« L’islamophobie est un mot piège »
Recueilli par François Vercelletto.
Après la marche controversée contre « l’islamophobie » qui s’est déroulée dimanche, Ghaleb Bencheikh appelle à élever le débat.
Trois questions à…
Diriez-vous qu’il ne fait pas bon être musulman aujourd’hui en France ?
Non. Parce que je garde une foi intacte en la République.

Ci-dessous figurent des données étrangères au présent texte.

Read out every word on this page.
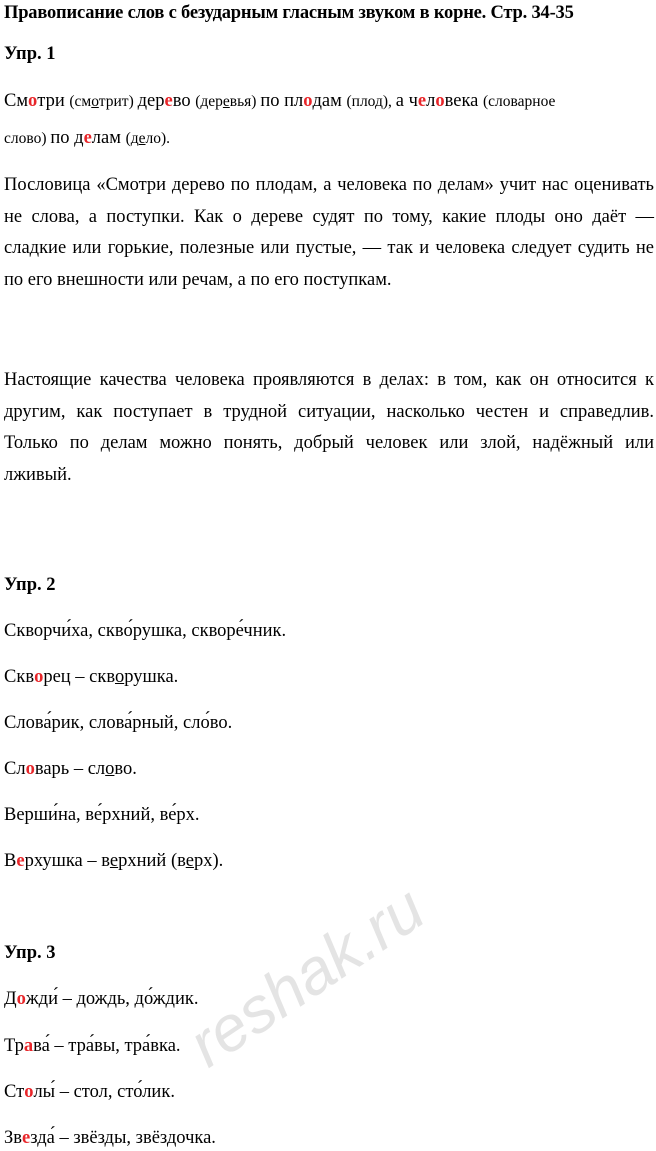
Правописание слов с безударным гласным звуком в корне. Стр. 34-35
Упр. 1
Смотри (смотрит) дерево (деревья) по плодам (плод), а человека (словарное
слово) по делам (дело).
Пословица «Смотри дерево по плодам, а человека по делам» учит нас оценивать не слова, а поступки. Как о дереве судят по тому, какие плоды оно даёт — сладкие или горькие, полезные или пустые, — так и человека следует судить не по его внешности или речам, а по его поступкам.
Настоящие качества человека проявляются в делах: в том, как он относится к другим, как поступает в трудной ситуации, насколько честен и справедлив. Только по делам можно понять, добрый человек или злой, надёжный или лживый.
Упр. 2
Скворчи́ха, скво́рушка, скворе́чник.
Скворец – скворушка.
Слова́рик, слова́рный, сло́во.
Словарь – слово.
Верши́на, ве́рхний, ве́рх.
Верхушка – верхний (верх).
Упр. 3
Дожди́ – дождь, до́ждик.
Трава́ – тра́вы, тра́вка.
Столы́ – стол, сто́лик.
Звезда́ – звёзды, звёздочка.
reshak.ru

Cela ne signifie pas qu’il n’existe pas « d’actes anti-musulmans ». Selon un sondage récent de l’Ifop, 42 % des musulmans de France disent avoir été discriminés à cause de leur religion.
Pour autant, vous refusez le terme d’« islamophobie » ?
Bien avant les tensions actuelles, j’ai toujours eu une grande défiance par rapport à ce « mot piège ». Si ça renvoie à la peur de l’islam, il pourrait être fondé d’avoir peur de cette religion si l’on se limite aux attentats commis en son nom. S’il s’agit de ne pas critiquer la religion islamique, on doit la critiquer parce que toute théologie ne peut s’affirmer que dans le débat d’idées. Si elle esquive les questions, elle ne peut que se vulnérabiliser. Menacée d’asphyxie, il ne lui reste alors plus que le fanatisme et la terreur pour survivre.
Comment sortir de ce climat délétère ?
Depuis plusieurs semaines, nos compatriotes musulmans subissent la haine ou l’hostilité de certains relayeurs d’opinion. Ce que je qualifie de « misislamie » qui signifie la détestation. À un moment donné, il faut savoir dire stop. Il faut que l’autorité de la République applique ses lois et qu’elles soient respectées. L’arsenal juridique est suffisant. La peur de l’islam est aussi alimentée par un manque d’information sur ses traditions, sa culture et sa civilisation. Le niveau du débat est indigent. Je compte sur le temps long, qui passe par l’art, l’ouverture et l’humanisme.